数日が過ぎた。痛み止めの効く時間はだんだん短くなっていった。初日に丸2日以上効いていたのが、最終的には3時間程になっていた。


24時間痛みをやわらげるには8錠飲ませる必要がある。深刻な副作用が生じかねないため、鎮痛剤をそんなに飲ませるわけにはいかない。そうなると優先すべきは睡眠だ。たごさっくんは痛いと固まったまま眠れないから、夜に優先してあげなければならない。

それはつまり、朝と昼は我慢するしかないことを意味していた。かわいそうすぎる。痛みに耐えて下を向いたまま動けずに、何時間もじっとしていなければならないなんて。


人間は愚かだ。

その中でも群を抜いて愚かな僕だ。

都合のいいときだけ神だの仏だのと口にする。


僕は祈った。

この世界の創造主と呼ばれる存在がいるなら聞いてほしい。助けてあげてください。この子は何も悪いことしてないじゃない。人間の勝手な都合に翻弄されて、それでも健気に生きている。こんなにピュアな存在がなぜ痛みを感じなければならないのですか。何か試練を与えたいなら僕が受けるから。この子の代わりに僕が。


数日後。

薬の効果が切れているはずの時刻に、たごさっくんは元気に遊び回っていた。

どうして?

半日が過ぎ、1日が過ぎ、3日、1週間、1ヶ月。たごさっくんは痛み止めなしで元気だった。首は完全に治ったようだった。

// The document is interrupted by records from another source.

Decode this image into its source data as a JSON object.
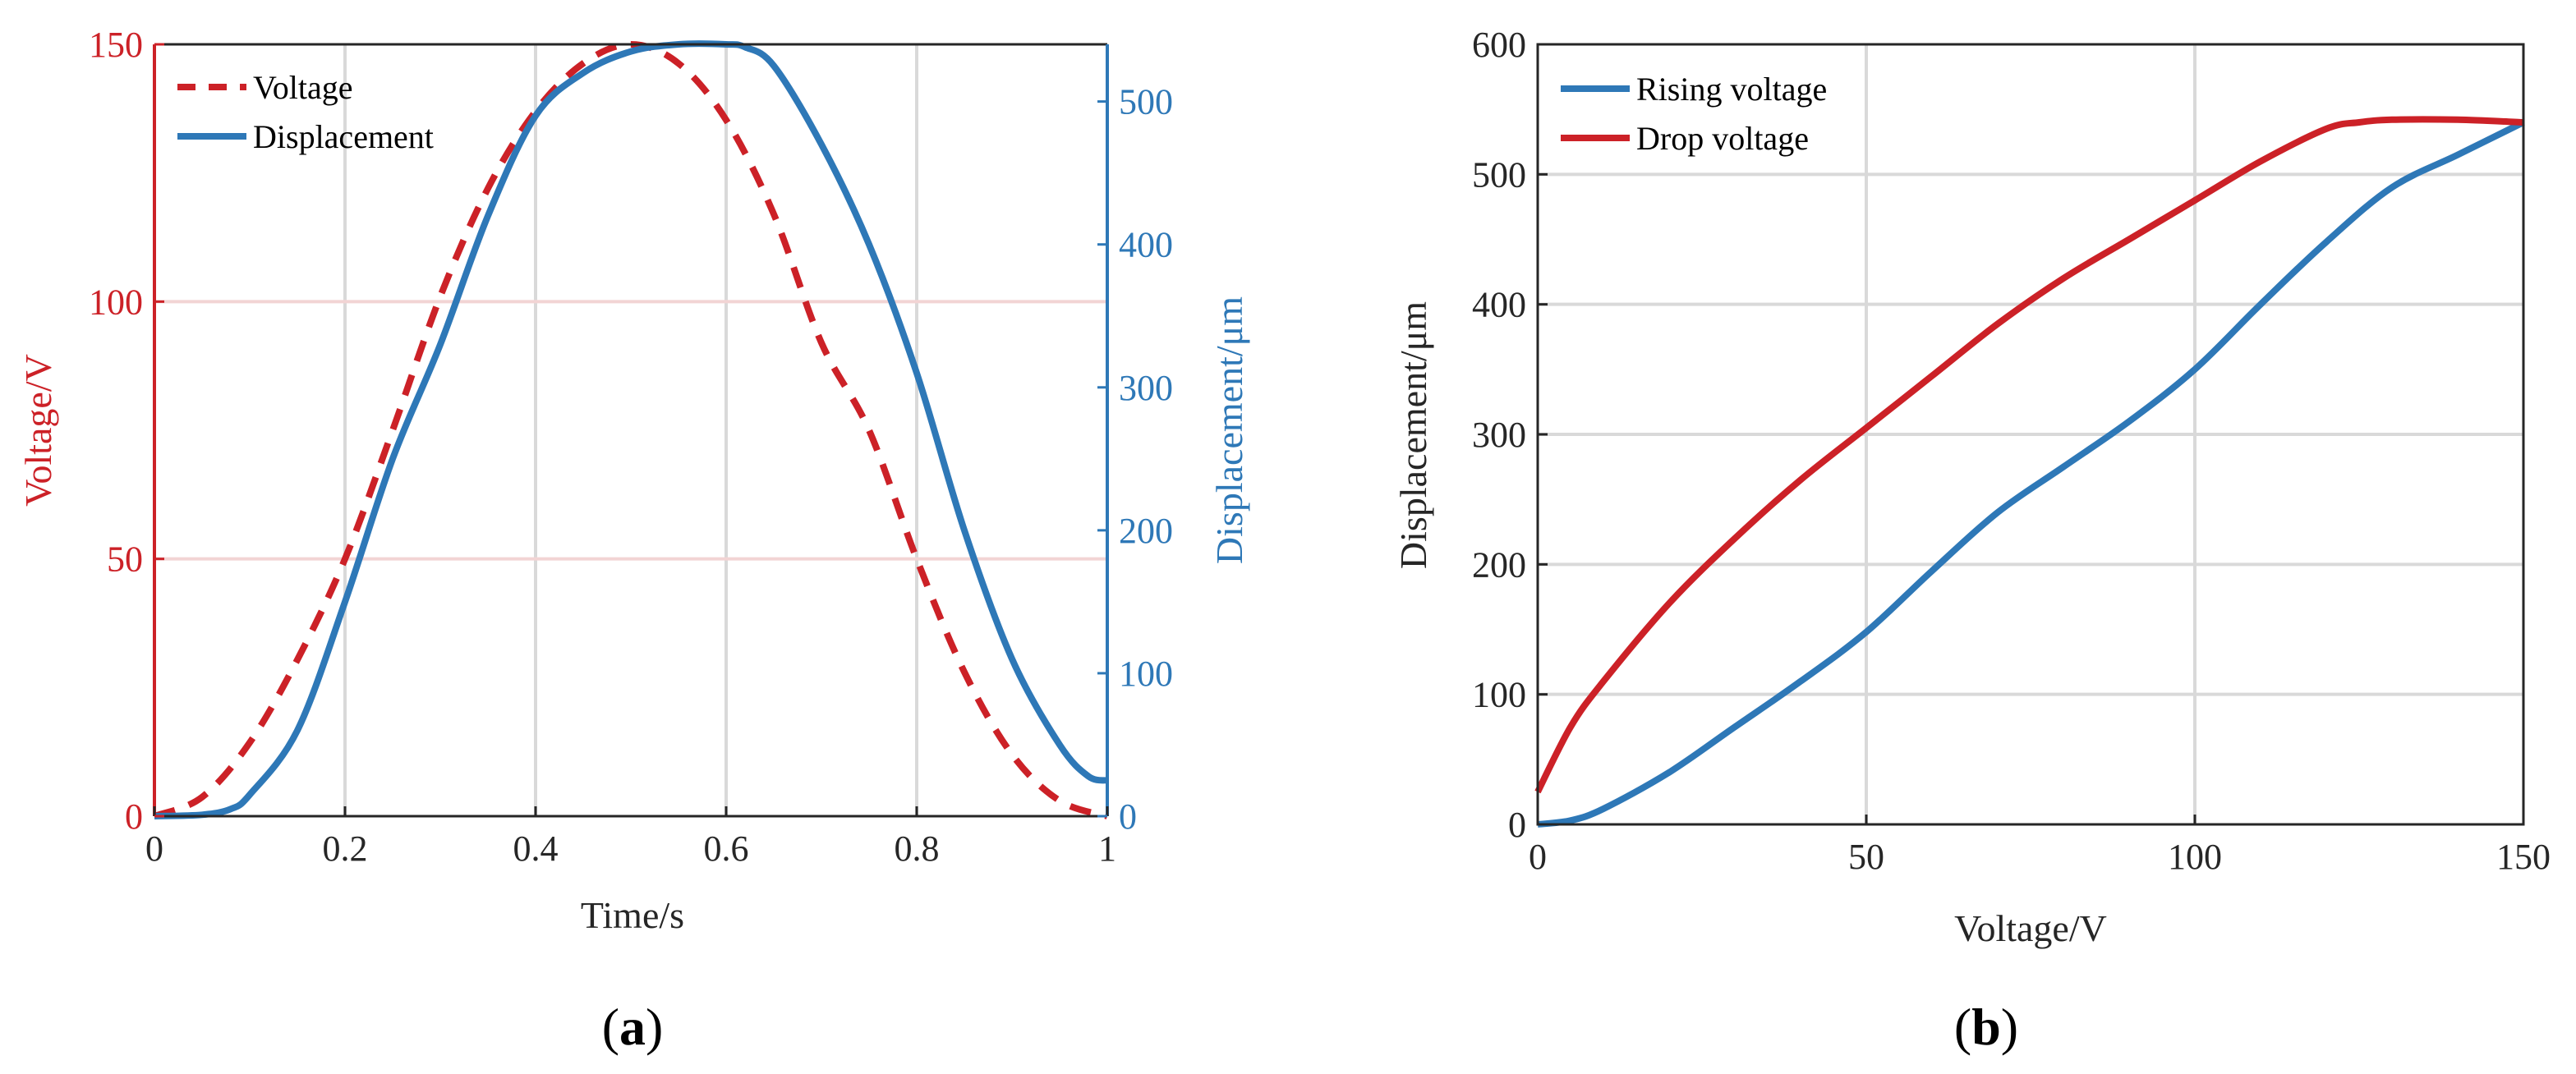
{
  "chart_data": [
    {
      "type": "line",
      "panel_label": "(a)",
      "panel_label_parts": {
        "open": "(",
        "letter": "a",
        "close": ")"
      },
      "xlabel": "Time/s",
      "ylabel_left": "Voltage/V",
      "ylabel_right": "Displacement/μm",
      "xlim": [
        0,
        1
      ],
      "ylim_left": [
        0,
        150
      ],
      "ylim_right": [
        0,
        540
      ],
      "x_ticks": [
        0,
        0.2,
        0.4,
        0.6,
        0.8,
        1
      ],
      "x_tick_labels": [
        "0",
        "0.2",
        "0.4",
        "0.6",
        "0.8",
        "1"
      ],
      "y_left_ticks": [
        0,
        50,
        100,
        150
      ],
      "y_left_tick_labels": [
        "0",
        "50",
        "100",
        "150"
      ],
      "y_right_ticks": [
        0,
        100,
        200,
        300,
        400,
        500
      ],
      "y_right_tick_labels": [
        "0",
        "100",
        "200",
        "300",
        "400",
        "500"
      ],
      "grid": true,
      "legend_position": "top-left",
      "colors": {
        "voltage": "#cc2127",
        "displacement": "#2e78b7",
        "grid_left": "#f2d4d4",
        "grid_x": "#d9d9d9"
      },
      "series": [
        {
          "name": "Voltage",
          "axis": "left",
          "style": "dashed",
          "color": "#cc2127",
          "x": [
            0,
            0.05,
            0.1,
            0.15,
            0.2,
            0.25,
            0.3,
            0.35,
            0.4,
            0.45,
            0.5,
            0.55,
            0.6,
            0.65,
            0.7,
            0.75,
            0.8,
            0.85,
            0.9,
            0.95,
            1.0
          ],
          "values": [
            0,
            3.7,
            14.3,
            30.4,
            50.0,
            75.0,
            101.0,
            122.0,
            137.0,
            146.3,
            150.0,
            146.3,
            135.3,
            117.0,
            92.0,
            75.0,
            50.0,
            28.0,
            12.0,
            3.0,
            0
          ]
        },
        {
          "name": "Displacement",
          "axis": "right",
          "style": "solid",
          "color": "#2e78b7",
          "x": [
            0,
            0.05,
            0.08,
            0.1,
            0.15,
            0.2,
            0.25,
            0.3,
            0.35,
            0.4,
            0.45,
            0.5,
            0.55,
            0.6,
            0.62,
            0.65,
            0.7,
            0.75,
            0.8,
            0.85,
            0.9,
            0.95,
            0.98,
            1.0
          ],
          "values": [
            0,
            1,
            5,
            15,
            60,
            150,
            250,
            330,
            420,
            490,
            520,
            535,
            540,
            540,
            538,
            525,
            470,
            400,
            310,
            200,
            110,
            50,
            28,
            25
          ]
        }
      ]
    },
    {
      "type": "line",
      "panel_label": "(b)",
      "panel_label_parts": {
        "open": "(",
        "letter": "b",
        "close": ")"
      },
      "xlabel": "Voltage/V",
      "ylabel": "Displacement/μm",
      "xlim": [
        0,
        150
      ],
      "ylim": [
        0,
        600
      ],
      "x_ticks": [
        0,
        50,
        100,
        150
      ],
      "x_tick_labels": [
        "0",
        "50",
        "100",
        "150"
      ],
      "y_ticks": [
        0,
        100,
        200,
        300,
        400,
        500,
        600
      ],
      "y_tick_labels": [
        "0",
        "100",
        "200",
        "300",
        "400",
        "500",
        "600"
      ],
      "grid": true,
      "legend_position": "top-left",
      "colors": {
        "grid": "#d9d9d9"
      },
      "series": [
        {
          "name": "Rising voltage",
          "style": "solid",
          "color": "#2e78b7",
          "x": [
            0,
            5,
            10,
            20,
            30,
            40,
            50,
            60,
            70,
            80,
            90,
            100,
            110,
            120,
            130,
            140,
            150
          ],
          "values": [
            0,
            3,
            12,
            40,
            75,
            110,
            148,
            195,
            240,
            275,
            310,
            350,
            400,
            448,
            490,
            515,
            540
          ]
        },
        {
          "name": "Drop voltage",
          "style": "solid",
          "color": "#cc2127",
          "x": [
            0,
            5,
            10,
            20,
            30,
            40,
            50,
            60,
            70,
            80,
            90,
            100,
            110,
            120,
            125,
            130,
            140,
            150
          ],
          "values": [
            25,
            75,
            110,
            170,
            220,
            265,
            305,
            345,
            385,
            420,
            450,
            480,
            510,
            535,
            540,
            542,
            542,
            540
          ]
        }
      ]
    }
  ]
}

奇跡が起きたのか、獣医さんの所見とは異なっていたのかはわからない。でもそんなことはどうでもよかった。治った。もうこの子は痛くない。それだけで充分だった。


昔話から始まったこの物語は現在へつながる。

いま僕は頚椎ヘルニアを患っている。簡単に言うなら首の神経が圧迫されて痛みやしびれが出る病気だ。手術をしないと治らないし、手術をしても治らないかもしれない。

たぶん手術はしないと思う。僕の首は治らなくても仕方がない。都合のいいお願いを聞いてもらったからね。